The Republican senator insists that he wants a
serious debate over the competing ideas and visions of the two parties,
rather than the usual petty focus on process issues and gotcha
questions. After so many election cycles dominated by race-baiting,
panty-raiding and Swift-Boating, voters might feel reassured by
serious discussions of real issues. On no issue is such frank
discussion more urgent than the economy, as the numbers plunge downward
along with national and world confidence.
Despite McCain’s
widely quoted confession that he doesn’t know much about economics, the
conceit of his party has long been that only conservatives understand
how the world works—and that only cutting taxes on the wealthy and
removing regulations from business can encourage growth, especially in
recessionary periods.
Many American voters used to accept
those simplistic nostrums as received truth, but perhaps it is time to
re-examine them in the light of past history and present failures.

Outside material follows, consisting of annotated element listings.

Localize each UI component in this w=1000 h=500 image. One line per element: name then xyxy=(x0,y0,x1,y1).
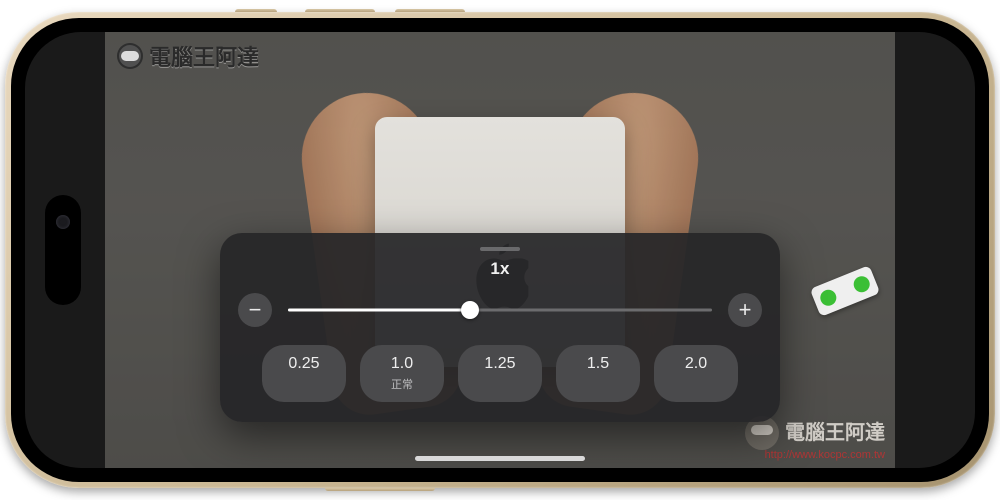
channel-avatar-icon xyxy=(117,43,143,69)
phone-frame: 電腦王阿達 電腦王阿達 http://www.kocpc.com.tw 1x xyxy=(5,12,995,488)
playback-speed-panel: 1x − + 0.251.0正 xyxy=(220,233,780,422)
speed-increase-button[interactable]: + xyxy=(728,293,762,327)
home-indicator[interactable] xyxy=(415,456,585,461)
speed-preset-1_0[interactable]: 1.0 正常 xyxy=(360,345,444,402)
speed-preset-1_5[interactable]: 1.5 xyxy=(556,345,640,402)
preset-value: 2.0 xyxy=(685,355,707,372)
speed-decrease-button[interactable]: − xyxy=(238,293,272,327)
speed-preset-row: 0.25 1.0 正常 1.25 1.5 2.0 xyxy=(238,345,762,402)
channel-url: http://www.kocpc.com.tw xyxy=(745,450,885,462)
preset-value: 0.25 xyxy=(288,355,319,372)
screen: 電腦王阿達 電腦王阿達 http://www.kocpc.com.tw 1x xyxy=(25,32,975,468)
speed-preset-1_25[interactable]: 1.25 xyxy=(458,345,542,402)
packaging-sticker xyxy=(810,265,881,317)
current-speed-label: 1x xyxy=(238,259,762,279)
speed-preset-2_0[interactable]: 2.0 xyxy=(654,345,738,402)
preset-value: 1.0 xyxy=(391,355,413,372)
speed-slider[interactable] xyxy=(288,300,712,320)
phone-volume-down-button xyxy=(395,9,465,12)
phone-volume-up-button xyxy=(305,9,375,12)
channel-name: 電腦王阿達 xyxy=(785,423,885,444)
sheet-grabber[interactable] xyxy=(480,247,520,251)
dynamic-island xyxy=(45,195,81,305)
slider-thumb[interactable] xyxy=(461,301,479,319)
preset-sublabel: 正常 xyxy=(360,376,444,392)
channel-name: 電腦王阿達 xyxy=(149,40,259,72)
phone-side-button xyxy=(325,488,435,491)
preset-value: 1.25 xyxy=(484,355,515,372)
slider-fill xyxy=(288,309,470,312)
plus-icon: + xyxy=(739,297,752,323)
preset-value: 1.5 xyxy=(587,355,609,372)
video-viewport[interactable]: 電腦王阿達 電腦王阿達 http://www.kocpc.com.tw 1x xyxy=(105,32,895,468)
minus-icon: − xyxy=(249,297,262,323)
speed-preset-0_25[interactable]: 0.25 xyxy=(262,345,346,402)
watermark-bottom-right: 電腦王阿達 http://www.kocpc.com.tw xyxy=(745,416,885,462)
watermark-top-left: 電腦王阿達 xyxy=(117,40,259,72)
phone-action-button xyxy=(235,9,277,12)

When
it is Obama’s turn to speak in the coming debates, he may wish to point
out that the record of past economic performance by Republican
politicians compares quite poorly with that of their Democratic rivals.

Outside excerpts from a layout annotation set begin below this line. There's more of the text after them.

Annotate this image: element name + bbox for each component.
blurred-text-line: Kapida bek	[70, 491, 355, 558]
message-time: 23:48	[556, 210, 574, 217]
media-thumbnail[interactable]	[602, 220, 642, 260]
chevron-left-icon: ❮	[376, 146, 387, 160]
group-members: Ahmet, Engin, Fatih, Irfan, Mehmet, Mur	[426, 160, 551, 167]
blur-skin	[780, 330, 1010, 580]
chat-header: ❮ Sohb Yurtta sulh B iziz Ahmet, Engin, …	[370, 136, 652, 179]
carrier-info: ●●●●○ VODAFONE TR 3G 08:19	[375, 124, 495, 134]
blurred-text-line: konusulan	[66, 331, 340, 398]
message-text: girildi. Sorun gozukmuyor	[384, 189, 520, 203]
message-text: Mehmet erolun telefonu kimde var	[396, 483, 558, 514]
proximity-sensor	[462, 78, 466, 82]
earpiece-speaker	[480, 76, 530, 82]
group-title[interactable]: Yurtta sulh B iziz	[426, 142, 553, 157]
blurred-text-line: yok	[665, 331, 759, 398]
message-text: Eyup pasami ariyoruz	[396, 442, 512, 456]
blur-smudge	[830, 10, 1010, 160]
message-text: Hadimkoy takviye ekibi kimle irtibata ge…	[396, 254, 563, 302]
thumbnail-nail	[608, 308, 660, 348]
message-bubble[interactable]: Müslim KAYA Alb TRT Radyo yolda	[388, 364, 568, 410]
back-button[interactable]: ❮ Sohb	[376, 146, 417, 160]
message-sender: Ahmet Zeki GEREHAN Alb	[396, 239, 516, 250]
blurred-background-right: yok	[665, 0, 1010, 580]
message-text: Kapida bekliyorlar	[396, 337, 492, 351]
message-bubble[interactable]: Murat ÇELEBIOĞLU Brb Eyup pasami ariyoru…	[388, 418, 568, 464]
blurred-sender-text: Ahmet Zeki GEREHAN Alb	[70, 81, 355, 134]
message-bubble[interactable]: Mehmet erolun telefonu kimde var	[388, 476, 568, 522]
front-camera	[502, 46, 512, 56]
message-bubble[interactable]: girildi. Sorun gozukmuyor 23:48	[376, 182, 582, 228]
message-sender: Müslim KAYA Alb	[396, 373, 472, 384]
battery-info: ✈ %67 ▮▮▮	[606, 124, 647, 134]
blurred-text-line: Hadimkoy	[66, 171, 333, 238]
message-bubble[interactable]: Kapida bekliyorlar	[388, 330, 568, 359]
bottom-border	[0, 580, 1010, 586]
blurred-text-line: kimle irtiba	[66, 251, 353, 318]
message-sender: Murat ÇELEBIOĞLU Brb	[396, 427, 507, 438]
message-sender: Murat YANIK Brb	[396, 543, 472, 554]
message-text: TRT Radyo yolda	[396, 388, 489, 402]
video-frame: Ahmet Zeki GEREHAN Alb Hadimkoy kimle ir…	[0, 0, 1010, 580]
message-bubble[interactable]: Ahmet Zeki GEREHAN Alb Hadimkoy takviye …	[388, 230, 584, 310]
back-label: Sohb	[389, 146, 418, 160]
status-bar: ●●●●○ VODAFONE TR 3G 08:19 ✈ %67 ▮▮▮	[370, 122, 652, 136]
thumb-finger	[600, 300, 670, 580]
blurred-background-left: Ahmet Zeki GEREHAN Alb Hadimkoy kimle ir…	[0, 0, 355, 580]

Republican Responsibility for Economic Slump
Take Phil Gramm, the former Texas
senator whose proud authorship of the Reagan tax cuts in 1981 was
immediately followed by severe recession and then by the largest
peacetime tax increase in American history.
Among
Gramm’s final speeches in the Senate was an impassioned rant warning
that the Clinton economic program would lead to unemployment, inflation
and higher deficits. He could not have been more wrong, of course—an
embarrassing historical footnote that is only significant because he
now serves as chief economic counselor to the McCain campaign.
Working
alongside Gramm in the McCain policy shop is Douglas Holtz-Eakin, an
economist who claims with a straight face that President Reagan “cut
taxes within the context of budget discipline and controls on
spending.” That happy memory is utterly false. Moreover, the economy
was still in deep trouble when Bill Clinton entered the White House
after more than a decade of Republican rule.
Rather than
merely score easy debating points off McCain and his ill-chosen
advisers, however, Obama could speak more broadly about the stagnation
and waste that have resulted from Republican economic policy. He could
explain how unfair policies hinder growth. And he shouldn’t hesitate to
pillory conservative policy-makers for incompetence and
irresponsibility.
But what Obama ought to emphasize,
consistent with his positive and uplifting appeal, is the excellent
economic record of his Democratic forebears during the past century or
so. As stewards of the economy, they have consistently bested the
Republicans on every important measure, from stock market performance
to gross domestic product to job creation to disposable income.
Democrats
have always been better at reducing poverty and increasing wages, which
may not surprise anyone. But they have also proved superior at keeping
inflation low, reducing budget deficits and restraining federal
spending. After the scandalous budgeting of the Republican Congress and
the Bush administration, perhaps nobody will find those statistics
surprising, either. The Obama advisers reflect the longstanding
Democratic consensus, with their commitment to universal health care,
Social Security and fiscal stimulus balanced by budgetary
responsibility and tax equity.
They understand that fairness
is the fastest path to renewed and sustainable growth. As for McCain,
who dissented from G.O.P. orthodoxy by voting against the Bush tax cuts
in 2001, he recants that heresy almost every day. He once understood
that we cannot entrust our financial system to the unregulated avarice
of predators like his old pal Charles Keating, symbol of the
savings-and-loan debacle. Yet now he parrots the free-market
fundamentalism that led to the S&L crisis back then, and to the
subprime mortgage disaster today. He proposes the same panaceas he used
to deride.
So yes, let’s have a freewheeling debate about how
to revitalize the economy and the nation. Let’s hear McCain defend the
discredited conventional wisdom of the right, and Obama extol the
achievements of the liberal past and the promise of the progressive
future. It is hard to imagine a clearer choice.